15 July 2016

why does the breathing aspect matter in meditation?

Our brains need glucose for fuel, glucose is virtually it's sole fuel (just as a car needs fuel to be able to move). Glucose is also involved with our blood sugar, & it uses about 25% of our glucose supply. So where do we get glucose from & where does the breathing aspect come into it all? Glucose comes from food, mainly plant & plant based foods, known as carbohydrates. Processed carbohydrates such as sugar, most (but not all) white rices, white flour, "instant" grains....they have a detrimental effect on glucose regulation & can cause us to crave even more of these foods & the sugar levels in our blood drop, as the sugar content in those foods is so high. And some of us need more protein in our diet to regulate our glucose levels.

It has been found, in recent years, that "mindfulness", especially everyday mindfulness, is very powerful in regulating our blood sugar, therefore also our food cravings. And correspondingly, stable glucose levels make us nicer people.

But for many, everyday mindfulness is overwhelming. I do feel that they have learnt off a silly person who has told them to be mindful of everything. For example, walking & being aware of everything simultaneously: a tree, the sky, the footpath, a breeze, our breathing, our thoughts, sounds. This is just crazy. I get so cross when I meet someone who is having problems from learning mindfulness this way. And I know that meditation done with this sort of "mind-being-too-full-ness", is not pleasant.

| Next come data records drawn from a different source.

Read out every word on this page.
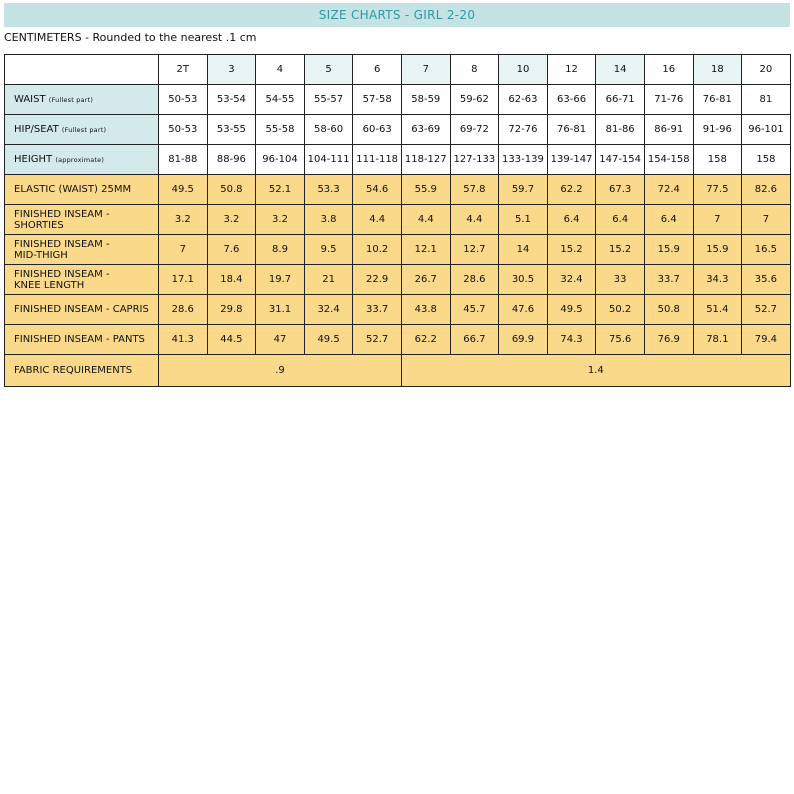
SIZE CHARTS - GIRL 2-20
CENTIMETERS - Rounded to the nearest .1 cm
	2T	3	4	5	6	7	8	10	12	14	16	18	20
WAIST (Fullest part)	50-53	53-54	54-55	55-57	57-58	58-59	59-62	62-63	63-66	66-71	71-76	76-81	81
HIP/SEAT (Fullest part)	50-53	53-55	55-58	58-60	60-63	63-69	69-72	72-76	76-81	81-86	86-91	91-96	96-101
HEIGHT (approximate)	81-88	88-96	96-104	104-111	111-118	118-127	127-133	133-139	139-147	147-154	154-158	158	158
ELASTIC (WAIST) 25MM	49.5	50.8	52.1	53.3	54.6	55.9	57.8	59.7	62.2	67.3	72.4	77.5	82.6
FINISHED INSEAM - SHORTIES	3.2	3.2	3.2	3.8	4.4	4.4	4.4	5.1	6.4	6.4	6.4	7	7
FINISHED INSEAM -
MID-THIGH	7	7.6	8.9	9.5	10.2	12.1	12.7	14	15.2	15.2	15.9	15.9	16.5
FINISHED INSEAM -
KNEE LENGTH	17.1	18.4	19.7	21	22.9	26.7	28.6	30.5	32.4	33	33.7	34.3	35.6
FINISHED INSEAM - CAPRIS	28.6	29.8	31.1	32.4	33.7	43.8	45.7	47.6	49.5	50.2	50.8	51.4	52.7
FINISHED INSEAM - PANTS	41.3	44.5	47	49.5	52.7	62.2	66.7	69.9	74.3	75.6	76.9	78.1	79.4
FABRIC REQUIREMENTS	.9					1.4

Far easier is to learn how to consciously, & very relaxed, slow down the breath. Doing the technique in my previous post will teach you this, & I recommend that you do it, here & there, to start with, then try to do it as soon as you wake up, & just before you go to sleep. Just a bit here & there. Soon, you will be able to sit for a few minutes doing that, so relaxed. And if you close your eyes, you will be meditating.

If we are too anxious, meditation is very difficult to do, if we have not been taught how to slow down our mental, emotional, prana, aspects. And if we strain doing harsh ujjayi (slightly constricting in the throat to make a soft noise), or a fast ujjayi, it does seem, to me, to create tiredness later. This will be because it has had a detrimental effect on our brain glucose levels. Which is counter-productive. I initially learnt how to slow down the breath, then later I learnt how to "power up" the breath. And do incredible amounts of strong pranayama. Whilst the spiritual results were incredible, I feel that this is counterproductive in daily life, as it did mess with my blood sugar levels. And I am sure it's because I was not relaxed.

To do deep meditation does require fuel, therefore it does require glucose. Not only that, but also not squandering glucose. Without this knowledge, it is not unusual for people who practice a lot of deep meditation, to crave sweets. I was taught that this was due to swadhisthana chakra, but truly this was not my actual experience of swadhisthana. It was just the opposite.

If you do have inflammation, or iffy blood sugar (which will cause inflammation), tiredness (which often starts in the brain), anxiety, doing the breathing technique that I wrote about in my last blog, will dramatically help.

There are other ways, which amplify brain function in meditation, which we will look into. For the brain is actively involved with meditation, even though meditation is about aspects of our mind.